Last year I posted a topic about resizing my photos by clicking my right mouse button and selecting "resize picture". I had to download a program since it wasn't on my PC. I now have XPOffice and its not there either...Does anybody know where I can find the download, or even a way I can track my posting archives?

Many thanks,

Dave


----------



## DangerMouse (Jul 17, 2008)

I like to use PhotoFiltre (it's full featured and *free*)

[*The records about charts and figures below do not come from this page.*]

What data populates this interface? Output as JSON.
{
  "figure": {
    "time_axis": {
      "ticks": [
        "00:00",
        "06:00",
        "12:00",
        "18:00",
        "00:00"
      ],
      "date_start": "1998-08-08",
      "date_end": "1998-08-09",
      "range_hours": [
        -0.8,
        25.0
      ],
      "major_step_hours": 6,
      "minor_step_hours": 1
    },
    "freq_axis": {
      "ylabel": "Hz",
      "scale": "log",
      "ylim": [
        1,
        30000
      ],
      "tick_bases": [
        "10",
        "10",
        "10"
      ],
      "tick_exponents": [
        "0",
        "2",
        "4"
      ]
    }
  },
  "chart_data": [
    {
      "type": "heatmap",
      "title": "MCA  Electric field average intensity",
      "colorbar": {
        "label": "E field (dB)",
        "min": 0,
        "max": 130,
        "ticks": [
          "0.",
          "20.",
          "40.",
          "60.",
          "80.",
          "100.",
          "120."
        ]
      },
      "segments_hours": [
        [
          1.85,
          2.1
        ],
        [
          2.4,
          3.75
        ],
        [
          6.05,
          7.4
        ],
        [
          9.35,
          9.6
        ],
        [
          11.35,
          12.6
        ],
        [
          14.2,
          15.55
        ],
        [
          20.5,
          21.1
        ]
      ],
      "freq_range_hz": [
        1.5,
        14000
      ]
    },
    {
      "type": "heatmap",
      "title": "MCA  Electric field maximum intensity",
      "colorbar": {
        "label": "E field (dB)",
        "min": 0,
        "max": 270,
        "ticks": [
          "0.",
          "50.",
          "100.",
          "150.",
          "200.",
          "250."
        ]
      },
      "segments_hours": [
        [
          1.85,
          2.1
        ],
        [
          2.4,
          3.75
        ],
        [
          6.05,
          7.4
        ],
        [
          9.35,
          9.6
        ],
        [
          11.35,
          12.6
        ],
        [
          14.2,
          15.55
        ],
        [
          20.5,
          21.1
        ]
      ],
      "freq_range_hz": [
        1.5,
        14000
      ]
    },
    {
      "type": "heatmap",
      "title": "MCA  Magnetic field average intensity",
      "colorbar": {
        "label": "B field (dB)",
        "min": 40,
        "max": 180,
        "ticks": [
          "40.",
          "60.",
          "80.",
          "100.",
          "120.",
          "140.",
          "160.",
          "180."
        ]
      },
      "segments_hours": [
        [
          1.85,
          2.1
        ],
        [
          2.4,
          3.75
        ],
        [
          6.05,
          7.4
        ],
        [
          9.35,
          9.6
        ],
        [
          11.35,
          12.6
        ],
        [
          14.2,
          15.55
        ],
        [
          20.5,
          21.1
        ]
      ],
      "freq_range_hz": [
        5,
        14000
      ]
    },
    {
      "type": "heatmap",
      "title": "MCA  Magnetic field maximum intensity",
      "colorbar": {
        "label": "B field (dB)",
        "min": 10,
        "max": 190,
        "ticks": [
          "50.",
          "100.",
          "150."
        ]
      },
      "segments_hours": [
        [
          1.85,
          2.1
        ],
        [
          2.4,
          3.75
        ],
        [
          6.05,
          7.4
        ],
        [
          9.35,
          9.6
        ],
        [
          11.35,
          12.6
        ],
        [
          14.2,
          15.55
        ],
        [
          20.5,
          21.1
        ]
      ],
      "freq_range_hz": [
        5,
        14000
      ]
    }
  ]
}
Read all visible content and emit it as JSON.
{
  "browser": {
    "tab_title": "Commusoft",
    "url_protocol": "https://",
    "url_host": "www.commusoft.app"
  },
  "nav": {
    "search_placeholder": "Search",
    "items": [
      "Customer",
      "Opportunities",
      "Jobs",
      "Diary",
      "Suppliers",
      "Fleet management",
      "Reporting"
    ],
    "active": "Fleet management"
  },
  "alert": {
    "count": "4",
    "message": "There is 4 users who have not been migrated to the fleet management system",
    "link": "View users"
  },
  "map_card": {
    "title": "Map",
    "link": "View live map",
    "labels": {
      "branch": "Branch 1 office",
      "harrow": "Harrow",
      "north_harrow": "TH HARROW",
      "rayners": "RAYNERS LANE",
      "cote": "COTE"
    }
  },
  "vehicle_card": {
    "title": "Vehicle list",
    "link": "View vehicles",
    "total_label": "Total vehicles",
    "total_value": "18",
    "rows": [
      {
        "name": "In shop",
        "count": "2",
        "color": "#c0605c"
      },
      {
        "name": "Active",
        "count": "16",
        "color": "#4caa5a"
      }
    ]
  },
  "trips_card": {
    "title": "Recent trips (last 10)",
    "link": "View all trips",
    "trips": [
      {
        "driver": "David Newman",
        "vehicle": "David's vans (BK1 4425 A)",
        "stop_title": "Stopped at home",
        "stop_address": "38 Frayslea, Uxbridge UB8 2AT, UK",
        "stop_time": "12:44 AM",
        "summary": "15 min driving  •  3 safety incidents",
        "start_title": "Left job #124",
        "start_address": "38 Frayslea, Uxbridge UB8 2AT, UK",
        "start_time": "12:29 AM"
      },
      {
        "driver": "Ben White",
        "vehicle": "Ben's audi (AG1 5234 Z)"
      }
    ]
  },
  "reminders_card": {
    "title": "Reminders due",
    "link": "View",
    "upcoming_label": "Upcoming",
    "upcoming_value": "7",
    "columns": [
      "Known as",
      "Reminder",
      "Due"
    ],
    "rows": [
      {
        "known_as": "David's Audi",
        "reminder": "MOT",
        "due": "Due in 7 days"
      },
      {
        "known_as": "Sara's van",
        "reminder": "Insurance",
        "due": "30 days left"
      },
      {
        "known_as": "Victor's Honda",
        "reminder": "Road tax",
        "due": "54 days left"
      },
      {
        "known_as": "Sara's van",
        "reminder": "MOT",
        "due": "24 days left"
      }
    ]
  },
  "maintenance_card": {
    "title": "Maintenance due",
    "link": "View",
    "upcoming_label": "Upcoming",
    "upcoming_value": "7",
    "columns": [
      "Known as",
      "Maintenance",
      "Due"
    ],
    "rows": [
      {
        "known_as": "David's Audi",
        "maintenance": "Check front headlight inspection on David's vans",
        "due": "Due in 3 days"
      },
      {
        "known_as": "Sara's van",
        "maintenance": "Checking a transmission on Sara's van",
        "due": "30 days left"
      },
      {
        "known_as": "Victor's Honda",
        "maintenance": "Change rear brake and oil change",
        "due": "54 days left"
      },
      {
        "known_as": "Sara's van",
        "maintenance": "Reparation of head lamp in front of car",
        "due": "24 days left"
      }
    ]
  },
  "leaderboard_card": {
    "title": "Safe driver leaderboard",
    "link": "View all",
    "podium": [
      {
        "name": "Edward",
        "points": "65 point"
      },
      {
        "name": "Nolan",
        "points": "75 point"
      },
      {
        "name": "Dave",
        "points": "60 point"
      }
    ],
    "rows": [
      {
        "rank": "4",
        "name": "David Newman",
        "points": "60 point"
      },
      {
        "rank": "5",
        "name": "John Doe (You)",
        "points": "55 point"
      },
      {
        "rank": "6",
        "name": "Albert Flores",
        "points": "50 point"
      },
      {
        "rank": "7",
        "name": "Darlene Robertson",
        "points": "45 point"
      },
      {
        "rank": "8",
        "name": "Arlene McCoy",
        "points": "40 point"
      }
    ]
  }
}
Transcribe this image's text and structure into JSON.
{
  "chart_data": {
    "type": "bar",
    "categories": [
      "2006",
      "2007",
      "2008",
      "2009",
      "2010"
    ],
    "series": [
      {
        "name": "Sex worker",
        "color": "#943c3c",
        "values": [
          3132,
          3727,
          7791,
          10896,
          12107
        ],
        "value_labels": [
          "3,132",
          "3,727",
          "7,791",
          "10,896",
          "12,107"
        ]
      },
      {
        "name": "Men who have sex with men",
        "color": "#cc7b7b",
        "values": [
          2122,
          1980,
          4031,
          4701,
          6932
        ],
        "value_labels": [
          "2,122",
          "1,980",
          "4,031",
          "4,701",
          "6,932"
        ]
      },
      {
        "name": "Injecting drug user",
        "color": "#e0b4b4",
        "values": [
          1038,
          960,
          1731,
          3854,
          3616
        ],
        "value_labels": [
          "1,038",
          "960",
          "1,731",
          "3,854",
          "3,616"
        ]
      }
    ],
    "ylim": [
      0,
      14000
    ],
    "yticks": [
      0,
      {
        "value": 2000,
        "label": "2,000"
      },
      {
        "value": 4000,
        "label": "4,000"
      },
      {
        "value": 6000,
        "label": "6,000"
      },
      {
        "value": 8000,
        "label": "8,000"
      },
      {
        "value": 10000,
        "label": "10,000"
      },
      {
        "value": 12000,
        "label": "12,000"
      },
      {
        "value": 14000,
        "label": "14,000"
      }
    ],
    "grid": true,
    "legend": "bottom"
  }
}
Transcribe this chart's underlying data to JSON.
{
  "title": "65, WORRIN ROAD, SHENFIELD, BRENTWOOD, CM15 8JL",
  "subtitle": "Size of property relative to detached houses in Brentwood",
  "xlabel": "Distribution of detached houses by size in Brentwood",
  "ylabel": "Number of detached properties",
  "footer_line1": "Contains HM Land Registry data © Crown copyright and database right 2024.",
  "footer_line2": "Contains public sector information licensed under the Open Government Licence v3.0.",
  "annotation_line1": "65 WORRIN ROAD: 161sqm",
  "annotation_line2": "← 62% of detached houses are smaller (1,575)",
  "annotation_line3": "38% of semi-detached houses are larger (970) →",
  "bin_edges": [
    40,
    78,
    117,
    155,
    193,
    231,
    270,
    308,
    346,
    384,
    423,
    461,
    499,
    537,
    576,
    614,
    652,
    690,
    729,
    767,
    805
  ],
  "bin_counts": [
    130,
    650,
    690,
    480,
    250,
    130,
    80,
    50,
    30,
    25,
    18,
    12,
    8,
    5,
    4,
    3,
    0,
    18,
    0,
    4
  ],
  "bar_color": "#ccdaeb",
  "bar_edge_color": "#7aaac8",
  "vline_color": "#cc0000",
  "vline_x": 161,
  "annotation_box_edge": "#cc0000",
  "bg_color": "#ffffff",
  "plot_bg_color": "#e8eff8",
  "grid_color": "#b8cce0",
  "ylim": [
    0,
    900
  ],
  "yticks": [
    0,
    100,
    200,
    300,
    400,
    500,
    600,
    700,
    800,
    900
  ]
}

http://photofiltre.en.softonic.com/download

It's also great for quick "sketches".

DM


----------



## canadaclub (Oct 19, 2006)

Thanks DM..I may end up using that one. I liked when I just had to right click on the pic though.

Dave


----------



## DannyT (Mar 23, 2011)

here is the powertoy image resizer for windows


http://download.cnet.com/Image-Resizer-Powertoy-for-Windows-XP/3000-18487_4-10905400.html


----------



## canadaclub (Oct 19, 2006)

Thats the one Danny..thanks very much:thumbsup:


----------



## del schisler (Aug 22, 2010)

canadaclub said:


> Thats the one Danny..thanks very much:thumbsup:


here is the one i use it is free also http://irfanview.en.softonic.com/


----------